At the risk of dating myself: 1) Bruce Springsteen, 1975 Geneva NY. He was just about to break, had recorded but not released Born to Run. I was listening to WCMF in Rochester play Rosalita every night and heard he was coming to town. My buddies and I jumped into a truck and drove down. The hall was an old little vaudeville house, beautiful and small, smack in the middle of this tiny upstate NY town that didn't know what hit them. There was only one security guard who didn't have a chance with this situation. There was a grocery store across the street from the hall and the crowd emptied out every beer in it. I remember guys carrying two cases of beer down the middle aisle and just passing them out before the show began. No opener, he played over three hours, pulled out all the stops, every trick of the trade that his legend became based on, including best light show I ever saw, and Bruce earned every bit of hype and reputation that came later in that one unforgettable night.
2) Patti Smith Group, 1978 Buffalo NY SUNY gymnasium. She had just fallen off stage a few weeks before and was still in a neck brace so she couldn't move around; instead she put all that frenetic energy into her singing. The best garage band ever sounded like the best r n r band ever that evening. Patti's star was already in decline then, after she released radio ethiopia, and I remember telling myself as I left the show that if she turns out to be just a footnote in the history of RnR for Horses, at least I know she was the real deal, a true RnR genius, as close to God that night as you can get.

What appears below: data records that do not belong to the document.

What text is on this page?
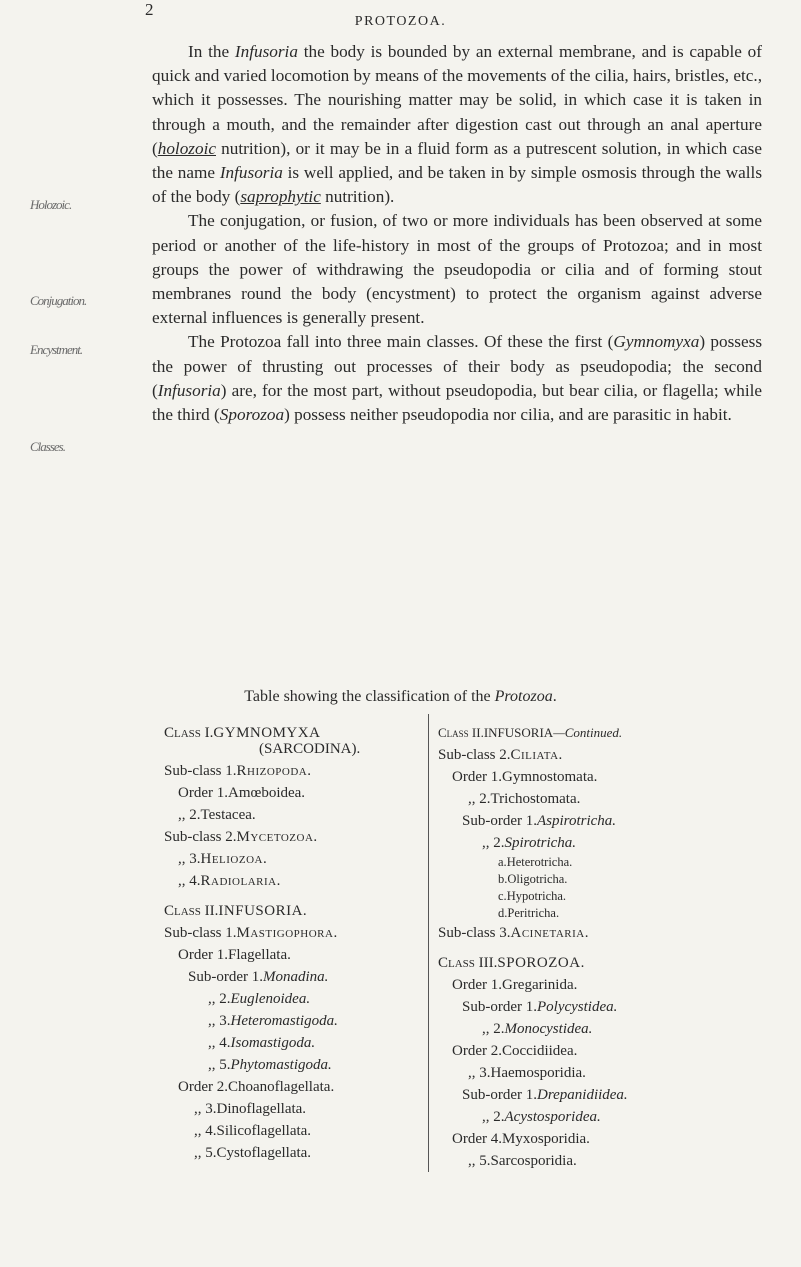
2
PROTOZOA.
Holozoic.
Conjugation.
Encystment.
Classes.

In the Infusoria the body is bounded by an external membrane, and is capable of quick and varied locomotion by means of the movements of the cilia, hairs, bristles, etc., which it possesses. The nourishing matter may be solid, in which case it is taken in through a mouth, and the remainder after digestion cast out through an anal aperture (holozoic nutrition), or it may be in a fluid form as a putrescent solution, in which case the name Infusoria is well applied, and be taken in by simple osmosis through the walls of the body (saprophytic nutrition).

The conjugation, or fusion, of two or more individuals has been observed at some period or another of the life-history in most of the groups of Protozoa; and in most groups the power of withdrawing the pseudopodia or cilia and of forming stout membranes round the body (encystment) to protect the organism against adverse external influences is generally present.

The Protozoa fall into three main classes. Of these the first (Gymnomyxa) possess the power of thrusting out processes of their body as pseudopodia; the second (Infusoria) are, for the most part, without pseudopodia, but bear cilia, or flagella; while the third (Sporozoa) possess neither pseudopodia nor cilia, and are parasitic in habit.

Table showing the classification of the Protozoa.
Class I.GYMNOMYXA
(SARCODINA).
Sub-class 1.Rhizopoda.
Order 1.Amœboidea.
,, 2.Testacea.
Sub-class 2.Mycetozoa.
,, 3.Heliozoa.
,, 4.Radiolaria.
Class II.INFUSORIA.
Sub-class 1.Mastigophora.
Order 1.Flagellata.
Sub-order 1.Monadina.
,, 2.Euglenoidea.
,, 3.Heteromastigoda.
,, 4.Isomastigoda.
,, 5.Phytomastigoda.
Order 2.Choanoflagellata.
,, 3.Dinoflagellata.
,, 4.Silicoflagellata.
,, 5.Cystoflagellata.
Class II.INFUSORIA—Continued.
Sub-class 2.Ciliata.
Order 1.Gymnostomata.
,, 2.Trichostomata.
Sub-order 1.Aspirotricha.
,, 2.Spirotricha.
a.Heterotricha.
b.Oligotricha.
c.Hypotricha.
d.Peritricha.
Sub-class 3.Acinetaria.
Class III.SPOROZOA.
Order 1.Gregarinida.
Sub-order 1.Polycystidea.
,, 2.Monocystidea.
Order 2.Coccidiidea.
,, 3.Haemosporidia.
Sub-order 1.Drepanidiidea.
,, 2.Acystosporidea.
Order 4.Myxosporidia.
,, 5.Sarcosporidia.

3) The Clash, winter early 1979, Boston Their first show in the States; never heard anything like it before or since. Huge runway lamps hooked up to drums. Really was the only band that mattered for a few years. Saw them several times at Bonds during their crazy, beautiful Times Square stand.
4) Talking Heads (also Elvis Costello, Pretenders, several others) some field in eastern Canada, early 80s. Incredible all-day concert but it was THs that came out last, after dark and burned the house down. They had recorded but not released their third record yet and went from a solo version of Psycho Killer to a sixteen piece orchestra playing the wildest rhythmic-funk we'd ever heard. Being outdoors with fires burning under the stars made the entire thing primitive, tribal and transcendent.
5) Wilco, Starland Ballroom, NJ Friday April 21, 2006 Greatest American band playing today. Blew us away from the first note to the last. And Jeff Tweety had an incredible dialogue with a drunk fan. Anybody else there that night?